Y haría mal, porque la miniserie es de ciencia. No de ciencia ficción, sino de ciencia real. La hipotética ciudad del primer párrafo no es hipotética. Se llama
Niterói, y está justo cruzando la bahía desde Río de Janeiro. Los científicos misteriosos tampoco son misteriosos, sino expertos en modificar los mosquitos naturales de la zona para impedirles que trasmitan el virus del dengue y varios otros.

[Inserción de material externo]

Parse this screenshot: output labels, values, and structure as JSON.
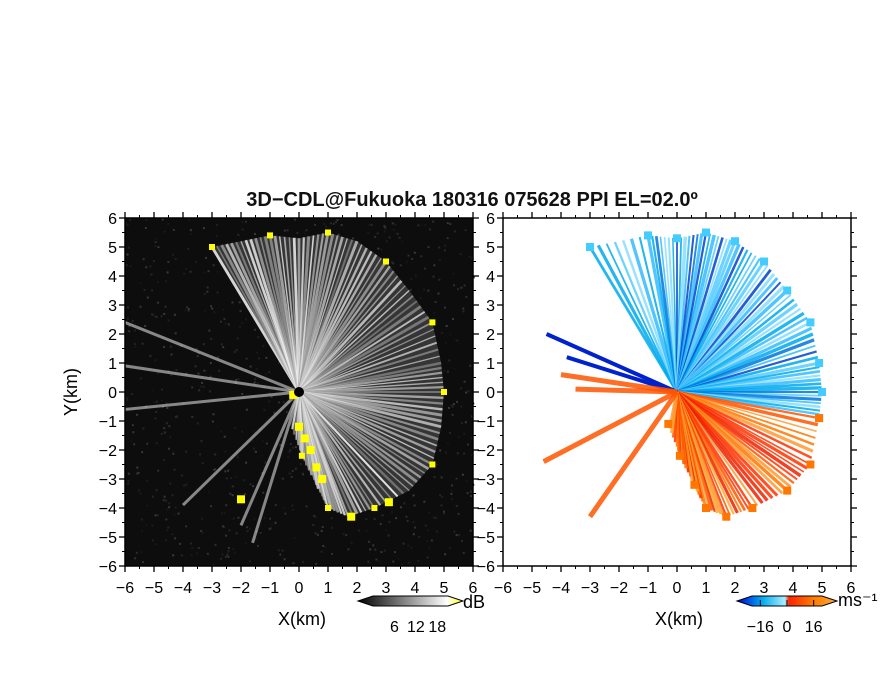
{
  "chart_data": {
    "title": "3D−CDL@Fukuoka 180316 075628 PPI EL=02.0º",
    "panels": [
      {
        "type": "heatmap",
        "quantity": "reflectivity",
        "xlabel": "X(km)",
        "ylabel": "Y(km)",
        "xlim": [
          -6,
          6
        ],
        "ylim": [
          -6,
          6
        ],
        "colorbar": {
          "ticks": [
            "6",
            "12",
            "18"
          ],
          "unit": "dB",
          "range": [
            0,
            21
          ],
          "colors": [
            "#000000",
            "#ffffff",
            "#ffff00"
          ]
        },
        "echo_boundary_km": [
          [
            -3.0,
            5.0
          ],
          [
            -2.0,
            5.2
          ],
          [
            -1.0,
            5.4
          ],
          [
            0,
            5.3
          ],
          [
            1.0,
            5.5
          ],
          [
            2.0,
            5.2
          ],
          [
            3.0,
            4.5
          ],
          [
            3.8,
            3.5
          ],
          [
            4.6,
            2.4
          ],
          [
            4.9,
            1.0
          ],
          [
            5.0,
            0
          ],
          [
            4.9,
            -1.2
          ],
          [
            4.6,
            -2.5
          ],
          [
            3.8,
            -3.4
          ],
          [
            2.6,
            -4.0
          ],
          [
            1.7,
            -4.3
          ],
          [
            1.0,
            -4.0
          ],
          [
            0.6,
            -3.2
          ],
          [
            0.1,
            -2.2
          ],
          [
            -0.3,
            -1.1
          ]
        ]
      },
      {
        "type": "heatmap",
        "quantity": "radial velocity",
        "xlabel": "X(km)",
        "ylabel": "",
        "xlim": [
          -6,
          6
        ],
        "ylim": [
          -6,
          6
        ],
        "colorbar": {
          "ticks": [
            "−16",
            "0",
            "16"
          ],
          "unit": "ms⁻¹",
          "range": [
            -21,
            21
          ],
          "colors": [
            "#0000dd",
            "#00aaee",
            "#aaeeff",
            "#ff2200",
            "#ff7700",
            "#ffaa33"
          ]
        },
        "approaching_boundary_km": [
          [
            -3.0,
            5.0
          ],
          [
            -1.0,
            5.4
          ],
          [
            0,
            5.3
          ],
          [
            1.0,
            5.5
          ],
          [
            2.0,
            5.2
          ],
          [
            3.0,
            4.5
          ],
          [
            3.8,
            3.5
          ],
          [
            4.6,
            2.4
          ],
          [
            4.9,
            1.0
          ],
          [
            5.0,
            0
          ],
          [
            4.9,
            -0.9
          ]
        ],
        "receding_boundary_km": [
          [
            4.9,
            -0.9
          ],
          [
            4.6,
            -2.5
          ],
          [
            3.8,
            -3.4
          ],
          [
            2.6,
            -4.0
          ],
          [
            1.7,
            -4.3
          ],
          [
            1.0,
            -4.0
          ],
          [
            0.6,
            -3.2
          ],
          [
            0.1,
            -2.2
          ],
          [
            -0.3,
            -1.1
          ]
        ]
      }
    ],
    "axis_ticks": [
      "−6",
      "−5",
      "−4",
      "−3",
      "−2",
      "−1",
      "0",
      "1",
      "2",
      "3",
      "4",
      "5",
      "6"
    ]
  }
}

El laboratorio de Fiocruz, un centro inspirado en el Instituto Pasteur de París, lleva ocho años soltando millones de mosquitos modificados por Niterói, y los 500.000 habitantes de la ciudad se han visto muy beneficiados por ello.
La tasa de dengue en Niterói es siete veces menor que la media de Brasil, e incluso que la media de Río de Janeiro, la gran ciudad al otro lado de la bahía. La corresponsal de EL PAÍS en Brasil, Naiara Galarraga Gortázar, ha visitado estos días el laboratorio. Los científicos revelan ahí la desconfianza pública que han tenido que superar estos años —el género de terror que suele acompañar a estas cosas— y su convicción, ya certeza, de que la técnica que usan para modificar los insectos es segura, útil y casi casi natural, por contradictorio que parezca. La pobre Naiara, por cierto, salió de allí con unos 20 picotazos en cara, manos y piernas, según su propio conteo. Pero ninguno de ellos le va a causar dengue, ni zika, ni chikungunya. No pueden.
La clave de todo esto es una bacteria llamada wolbachia, que vive dentro de las células de la mitad de las especies de mosquitos y otros insectos, pero no en las de Aedes aegypti, el vector del dengue. El World Mosquito Program (WMP), una entidad filantrópica dirigida por Scott O´Neill, un microbiólogo de la Universidad de Monash en Melbourne, Australia, ha mostrado cómo insertar la wolbachia en Aedes y ha organizado ensayos de campo a pequeña escala en Australia, Brasil, Colombia, Indonesia y Vietnam. Queda ya muy poca duda de que los Aedes modificados van sustituyendo a los naturales y permiten grandes reducciones de la trasmisión del dengue en la población humana.
La trayectoria vital de un mosquito, sin embargo, no pasa de 100 miserables metros desde su lugar de nacimiento, de modo que, por muy eficaz que sea la sustitución de un Aedes malo por uno bueno, sus efectos están condenados a ser muy locales. Por eso hay que seguir generando Aedes buenos a gran escala, para sembrarlos por decenas de ciudades brasileñas y cientos de pueblos. WMP Brasil proyecta una macrogranja que produzca 400 millones de mosquitos al mes. Mientras eso llega, Río de Janeiro, al otro lado de la bahía, sigue sufriendo siete veces más dengue que Niterói. Ya son ganas.